In today’s world, it is common to use your fingerprint, voice, and/or face as security credentials. Thanks to our smartphones, we have become so accustomed to using personal features as biometric authentication tools that most of us don’t think twice. But, as researcher Chaiyanut Jirayupat points out, these methods are not perfect.

“These techniques rely on the physical uniqueness of each individual, but they are not infallible,” said Jirayupat, a professor at Kyushu University (Japan) and first author of a recent study on biometric authentication methods. . “Physical characteristics can be copied or even compromised by injury.”

That’s why Jirayupat and his colleagues developed a new tool: an olfactory sensor for biometric authentication using human breath.

“Recently, human scent has emerged as a new class of biometric authentication, essentially using your unique chemical makeup to confirm who you are,” Jirayupat said.

This concept applied to biometrics and security may be new, but the general idea of ​​using breath as an analytical tool certainly is not. “Breathomics” – or the breath test for biomarkers – dates back to the 5e century BCE when Hippocrates linked “smelly” breath (aka acetone) to patients with diabetes. In the years since, researchers have used breath for everything from detecting the level of intoxication to diagnosing rare genetic diseases, monitoring vital signs of health, and even screening patients for COVID-19.

The Kyushu University team began their project by analyzing subjects’ breath to see which compounds might be viable for biometric authentication. They identified a total of 28 possible compounds, including benzophenone, decanal, octane, tetradecane and undecane, all of which have been shown in previous studies based on sweat odor to be specific markers for the individual.

Based on these results, the team developed an array of olfactory sensors with 16 channels, each of which can identify a specific range of compounds. The sensor data was then fed to a machine learning system to analyze the composition of each person’s breath and develop a profile to be used to distinguish an individual.

By testing the system with breath samples from six people, the researchers found that it could identify individuals with an average accuracy of 98%. This high level of precision remained constant even when the sample size was increased to 20 people.

Interestingly, scientists found that accuracy and reproducibility improved dramatically by increasing the number of sensors.

“The [study] the results indicate that more sensors are needed to discriminate complex odors,” the authors write in their study, published in Chemical communications. “In other words, further discrimination of breath odor would be possible by increasing the number of sensors used.”
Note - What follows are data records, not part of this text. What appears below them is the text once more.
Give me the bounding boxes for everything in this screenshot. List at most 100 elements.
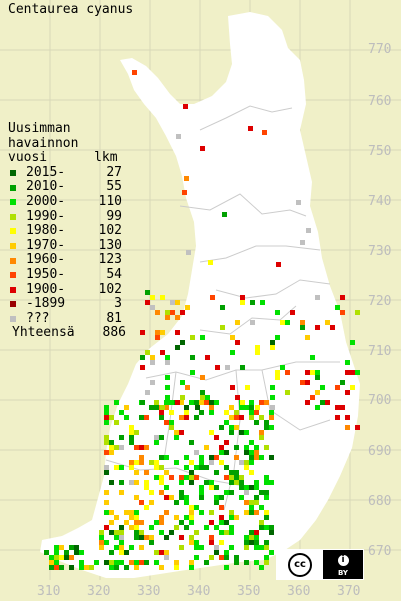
observation-square bbox=[175, 330, 180, 335]
observation-square bbox=[330, 325, 335, 330]
observation-square bbox=[315, 370, 320, 375]
observation-square bbox=[145, 350, 150, 355]
observation-square bbox=[250, 320, 255, 325]
legend-swatch bbox=[10, 199, 16, 206]
observation-square bbox=[224, 565, 229, 570]
observation-square bbox=[269, 525, 274, 530]
observation-square bbox=[54, 565, 59, 570]
observation-square bbox=[129, 560, 134, 565]
observation-square bbox=[214, 470, 219, 475]
observation-square bbox=[335, 415, 340, 420]
observation-square bbox=[222, 212, 227, 217]
observation-square bbox=[264, 480, 269, 485]
observation-square bbox=[139, 520, 144, 525]
observation-square bbox=[119, 525, 124, 530]
observation-square bbox=[275, 310, 280, 315]
legend-total: Yhteensä 886 bbox=[8, 326, 126, 341]
observation-square bbox=[254, 560, 259, 565]
observation-square bbox=[264, 540, 269, 545]
observation-square bbox=[109, 510, 114, 515]
observation-square bbox=[220, 305, 225, 310]
observation-square bbox=[129, 525, 134, 530]
observation-square bbox=[209, 535, 214, 540]
observation-square bbox=[215, 365, 220, 370]
observation-square bbox=[149, 525, 154, 530]
observation-square bbox=[214, 485, 219, 490]
observation-square bbox=[270, 340, 275, 345]
observation-square bbox=[114, 400, 119, 405]
observation-square bbox=[176, 134, 181, 139]
observation-square bbox=[154, 550, 159, 555]
observation-square bbox=[132, 70, 137, 75]
observation-square bbox=[179, 535, 184, 540]
observation-square bbox=[160, 330, 165, 335]
observation-square bbox=[174, 560, 179, 565]
observation-square bbox=[184, 495, 189, 500]
observation-square bbox=[104, 450, 109, 455]
observation-square bbox=[183, 104, 188, 109]
observation-square bbox=[164, 485, 169, 490]
observation-square bbox=[345, 390, 350, 395]
observation-square bbox=[99, 545, 104, 550]
observation-square bbox=[249, 485, 254, 490]
observation-square bbox=[254, 545, 259, 550]
observation-square bbox=[209, 430, 214, 435]
observation-square bbox=[119, 465, 124, 470]
observation-square bbox=[134, 495, 139, 500]
observation-square bbox=[179, 545, 184, 550]
observation-square bbox=[154, 405, 159, 410]
x-tick-label: 320 bbox=[87, 584, 111, 599]
observation-square bbox=[225, 365, 230, 370]
cc-by-license-badge[interactable]: cc i BY bbox=[276, 549, 364, 580]
observation-square bbox=[270, 385, 275, 390]
legend-entry: 1980- 102 bbox=[8, 224, 126, 239]
observation-square bbox=[104, 540, 109, 545]
observation-square bbox=[184, 465, 189, 470]
observation-square bbox=[104, 465, 109, 470]
observation-square bbox=[335, 405, 340, 410]
observation-square bbox=[54, 555, 59, 560]
legend-entry-label: 2000- bbox=[26, 193, 66, 209]
observation-square bbox=[134, 430, 139, 435]
observation-square bbox=[249, 455, 254, 460]
observation-square bbox=[249, 540, 254, 545]
observation-square bbox=[264, 495, 269, 500]
observation-square bbox=[104, 415, 109, 420]
observation-square bbox=[134, 510, 139, 515]
legend-entry: 1970- 130 bbox=[8, 238, 126, 254]
observation-square bbox=[134, 460, 139, 465]
observation-square bbox=[234, 555, 239, 560]
observation-square bbox=[84, 565, 89, 570]
observation-square bbox=[194, 400, 199, 405]
observation-square bbox=[89, 565, 94, 570]
legend-entry-count: 99 bbox=[106, 208, 122, 224]
observation-square bbox=[179, 490, 184, 495]
observation-square bbox=[230, 385, 235, 390]
observation-square bbox=[199, 485, 204, 490]
observation-square bbox=[194, 505, 199, 510]
observation-square bbox=[124, 520, 129, 525]
observation-square bbox=[129, 465, 134, 470]
observation-square bbox=[140, 355, 145, 360]
observation-square bbox=[159, 520, 164, 525]
x-tick-label: 350 bbox=[237, 584, 261, 599]
observation-square bbox=[254, 455, 259, 460]
observation-square bbox=[234, 425, 239, 430]
observation-square bbox=[149, 500, 154, 505]
observation-square bbox=[189, 480, 194, 485]
observation-square bbox=[209, 485, 214, 490]
legend-entry: 1990- 99 bbox=[8, 208, 126, 225]
observation-square bbox=[109, 530, 114, 535]
observation-square bbox=[170, 310, 175, 315]
observation-square bbox=[154, 520, 159, 525]
observation-square bbox=[79, 560, 84, 565]
legend-header-line: Uusimman bbox=[8, 121, 71, 136]
observation-square bbox=[150, 360, 155, 365]
y-tick-label: 680 bbox=[368, 494, 392, 509]
observation-square bbox=[149, 535, 154, 540]
observation-square bbox=[224, 530, 229, 535]
observation-square bbox=[229, 515, 234, 520]
observation-square bbox=[264, 445, 269, 450]
legend-entry-label: 1960- bbox=[26, 252, 66, 268]
observation-square bbox=[119, 435, 124, 440]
Additionally, the tests were only performed on subjects after a six-hour fast. The researchers say it remains a challenge to demonstrate the system’s ability under interference from metabolites and compounds from food and drink.

“The barrier needs to be overcome by using more sensors and extracting more features from detection curves,” the authors conclude. “We believe that the results of this study provide an important basis for biometrics based on breath odor detection.”